The philosophical discourse of Hermann Hesse’s Steppenwolf is like a dark molasses, glacially penetrating your mind. But Hesse’s tone and style is melodious, enticing the average reader to continue his plunge into the realm of Harry Haller’s madness. There are three distinct narrative perspectives employed throughout the book. First, we are introduced to the inconsequential character of Harry’s tenant mate, the landlord’s nephew. His preface bids us welcome to Haller’s narrative when we would have otherwise passed it by without thinking of it again. Second, we delve into the meat of the pages composed by Haller himself, composing his own story and trip into peace. Then there’s “The Steppenwolf Treatise” whose author we do not know for certain. Each narrative has a distinct tone and style, a unique perspective on the character and turmoil of Harry Haller. How fortunate the reader.

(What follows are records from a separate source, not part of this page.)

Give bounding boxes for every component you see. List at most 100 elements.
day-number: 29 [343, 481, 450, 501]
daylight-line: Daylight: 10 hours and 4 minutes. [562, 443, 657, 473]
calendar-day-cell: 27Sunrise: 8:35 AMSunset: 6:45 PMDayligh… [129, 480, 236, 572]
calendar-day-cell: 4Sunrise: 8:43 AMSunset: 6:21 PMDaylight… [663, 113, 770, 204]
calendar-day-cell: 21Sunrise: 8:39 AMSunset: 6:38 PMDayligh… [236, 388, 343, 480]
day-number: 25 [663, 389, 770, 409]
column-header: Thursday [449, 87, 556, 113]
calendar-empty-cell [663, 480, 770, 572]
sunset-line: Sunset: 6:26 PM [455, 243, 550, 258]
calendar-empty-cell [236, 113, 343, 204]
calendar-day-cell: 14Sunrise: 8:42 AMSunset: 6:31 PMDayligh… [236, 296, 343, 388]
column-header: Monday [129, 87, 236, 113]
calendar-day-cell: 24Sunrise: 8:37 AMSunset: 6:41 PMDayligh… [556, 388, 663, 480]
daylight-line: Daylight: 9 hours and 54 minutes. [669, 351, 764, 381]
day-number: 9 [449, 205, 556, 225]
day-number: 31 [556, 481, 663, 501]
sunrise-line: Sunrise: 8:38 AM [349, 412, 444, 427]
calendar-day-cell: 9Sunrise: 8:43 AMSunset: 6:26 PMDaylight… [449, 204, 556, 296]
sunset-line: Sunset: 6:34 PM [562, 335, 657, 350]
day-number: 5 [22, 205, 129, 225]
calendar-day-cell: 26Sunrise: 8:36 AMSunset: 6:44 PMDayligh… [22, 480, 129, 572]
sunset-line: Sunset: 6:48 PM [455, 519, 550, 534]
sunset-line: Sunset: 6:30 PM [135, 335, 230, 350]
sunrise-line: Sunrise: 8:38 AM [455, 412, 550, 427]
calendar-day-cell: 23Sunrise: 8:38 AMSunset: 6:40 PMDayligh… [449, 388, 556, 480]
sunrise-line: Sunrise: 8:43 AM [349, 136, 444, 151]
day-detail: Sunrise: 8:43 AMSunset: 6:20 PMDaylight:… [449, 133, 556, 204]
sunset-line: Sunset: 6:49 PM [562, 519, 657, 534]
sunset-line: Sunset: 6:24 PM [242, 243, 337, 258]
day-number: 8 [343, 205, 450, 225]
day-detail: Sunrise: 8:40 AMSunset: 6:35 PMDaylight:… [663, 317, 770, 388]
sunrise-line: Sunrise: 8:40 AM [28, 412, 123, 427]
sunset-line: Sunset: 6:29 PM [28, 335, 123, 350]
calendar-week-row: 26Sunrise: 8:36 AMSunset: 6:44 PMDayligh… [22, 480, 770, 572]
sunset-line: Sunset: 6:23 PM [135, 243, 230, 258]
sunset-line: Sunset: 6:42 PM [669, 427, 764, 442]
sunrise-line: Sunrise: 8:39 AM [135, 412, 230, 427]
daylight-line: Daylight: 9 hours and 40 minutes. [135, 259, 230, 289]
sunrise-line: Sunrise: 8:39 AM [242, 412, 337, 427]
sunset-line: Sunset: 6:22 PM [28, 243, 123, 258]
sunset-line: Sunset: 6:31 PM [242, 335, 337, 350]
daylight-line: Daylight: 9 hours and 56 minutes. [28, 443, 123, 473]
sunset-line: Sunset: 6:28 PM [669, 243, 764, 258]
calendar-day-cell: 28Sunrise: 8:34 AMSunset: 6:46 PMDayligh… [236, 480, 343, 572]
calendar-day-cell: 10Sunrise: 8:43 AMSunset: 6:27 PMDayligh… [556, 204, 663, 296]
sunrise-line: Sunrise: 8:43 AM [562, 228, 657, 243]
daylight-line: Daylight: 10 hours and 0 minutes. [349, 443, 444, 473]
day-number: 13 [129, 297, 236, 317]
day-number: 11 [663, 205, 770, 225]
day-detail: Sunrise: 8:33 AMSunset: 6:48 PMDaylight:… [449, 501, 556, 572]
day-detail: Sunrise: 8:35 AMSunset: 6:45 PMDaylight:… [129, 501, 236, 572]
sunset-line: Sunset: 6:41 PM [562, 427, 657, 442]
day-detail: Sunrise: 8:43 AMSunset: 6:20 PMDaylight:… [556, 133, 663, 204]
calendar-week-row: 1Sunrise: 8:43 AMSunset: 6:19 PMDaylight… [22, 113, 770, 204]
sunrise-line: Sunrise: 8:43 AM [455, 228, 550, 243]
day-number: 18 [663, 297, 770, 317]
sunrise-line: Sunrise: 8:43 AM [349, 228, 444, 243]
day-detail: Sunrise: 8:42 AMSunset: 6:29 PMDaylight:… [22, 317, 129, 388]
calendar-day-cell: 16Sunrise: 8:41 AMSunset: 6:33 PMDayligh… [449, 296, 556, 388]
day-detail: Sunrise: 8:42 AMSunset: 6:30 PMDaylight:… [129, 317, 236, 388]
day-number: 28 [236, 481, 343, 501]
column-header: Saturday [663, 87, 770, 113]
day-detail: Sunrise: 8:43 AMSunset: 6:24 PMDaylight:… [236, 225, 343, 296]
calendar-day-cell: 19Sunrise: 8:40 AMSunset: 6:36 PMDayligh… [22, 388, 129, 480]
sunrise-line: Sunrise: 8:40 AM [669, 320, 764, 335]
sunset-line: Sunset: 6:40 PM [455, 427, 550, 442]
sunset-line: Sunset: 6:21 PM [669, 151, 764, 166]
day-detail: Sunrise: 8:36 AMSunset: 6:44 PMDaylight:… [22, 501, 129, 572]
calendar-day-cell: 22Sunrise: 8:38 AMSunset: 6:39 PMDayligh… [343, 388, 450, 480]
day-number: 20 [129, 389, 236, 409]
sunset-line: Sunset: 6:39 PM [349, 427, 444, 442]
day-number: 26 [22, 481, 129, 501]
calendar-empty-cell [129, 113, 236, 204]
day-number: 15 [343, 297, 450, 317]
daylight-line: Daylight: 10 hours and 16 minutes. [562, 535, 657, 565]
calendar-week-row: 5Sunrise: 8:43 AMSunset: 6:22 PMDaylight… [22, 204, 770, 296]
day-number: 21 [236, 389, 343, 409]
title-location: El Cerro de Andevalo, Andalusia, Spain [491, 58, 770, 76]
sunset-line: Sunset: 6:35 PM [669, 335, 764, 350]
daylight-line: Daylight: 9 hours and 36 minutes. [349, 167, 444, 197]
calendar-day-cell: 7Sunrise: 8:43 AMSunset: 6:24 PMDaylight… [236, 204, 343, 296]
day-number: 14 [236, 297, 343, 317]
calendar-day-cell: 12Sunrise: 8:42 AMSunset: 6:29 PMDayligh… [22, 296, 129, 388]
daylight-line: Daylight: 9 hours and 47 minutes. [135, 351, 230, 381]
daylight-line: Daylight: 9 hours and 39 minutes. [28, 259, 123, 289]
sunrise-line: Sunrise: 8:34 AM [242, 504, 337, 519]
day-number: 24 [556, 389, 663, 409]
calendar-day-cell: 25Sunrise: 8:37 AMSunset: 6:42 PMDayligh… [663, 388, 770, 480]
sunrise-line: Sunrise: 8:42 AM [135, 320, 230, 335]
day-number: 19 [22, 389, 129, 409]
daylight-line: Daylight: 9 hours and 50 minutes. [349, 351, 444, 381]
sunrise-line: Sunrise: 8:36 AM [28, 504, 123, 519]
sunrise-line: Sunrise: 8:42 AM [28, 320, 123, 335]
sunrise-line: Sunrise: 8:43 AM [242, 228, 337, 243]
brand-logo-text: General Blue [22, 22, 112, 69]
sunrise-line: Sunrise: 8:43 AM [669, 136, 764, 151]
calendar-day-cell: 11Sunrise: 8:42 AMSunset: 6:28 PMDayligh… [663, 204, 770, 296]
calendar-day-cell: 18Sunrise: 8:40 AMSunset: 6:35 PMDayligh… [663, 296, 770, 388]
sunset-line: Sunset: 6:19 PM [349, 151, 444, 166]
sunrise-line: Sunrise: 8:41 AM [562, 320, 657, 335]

Hesse devotes Steppenwolf to the realization and destruction of dualism. In the preface we are introduced to the idea of two overlapping generations and the sorrowful outcasts who don’t belong to one or the other, to the mix of human spirit and the Steppenwolf, the opposite and complimentary pairing of Harry and Hermine, Old Harry and New Harry…Real Harry and Fake Harry. And the unbearable suffering infecting and spreading in this story for Harry, who, with Hermine, are labeled as suicides, beings whose destiny cannot end under any other circumstance than death. In his isolation and denial of fickle trivialities of the present culture; in his abstinence from the Bourgeois Compromise of balance between saintliness and profligacy, he yearns for death, to discover the ultimate capacity of human endurance and to martyr himself at the alter of what is valuable.
I am the Steppenwolf – or maybe the American puppy. I related to Harry’s suffering but mostly in angst. I bark at advertisements for inconsequential trinkets, for transient fascinations and abhor how much of our resources, and our selves, we invest in them. Where is our escape? How can we reverse this absurdity? If Hesse is right, and the bliss of the middle class is in the contented compromise, afraid to brush the walls of happy extremities lining the corridor of our existence; for their sake there will be no reversal. How does Harry cope with this hopeless realization? How do we?
“You are to live and learn to laugh. You are to learn to listen to the cursed radio music of life and to reverence the spirit behind it and to laugh at its distortions.”
This is not a story of inevitable hell.
WAKE UP! You can’t remember where it was had this dream stopped?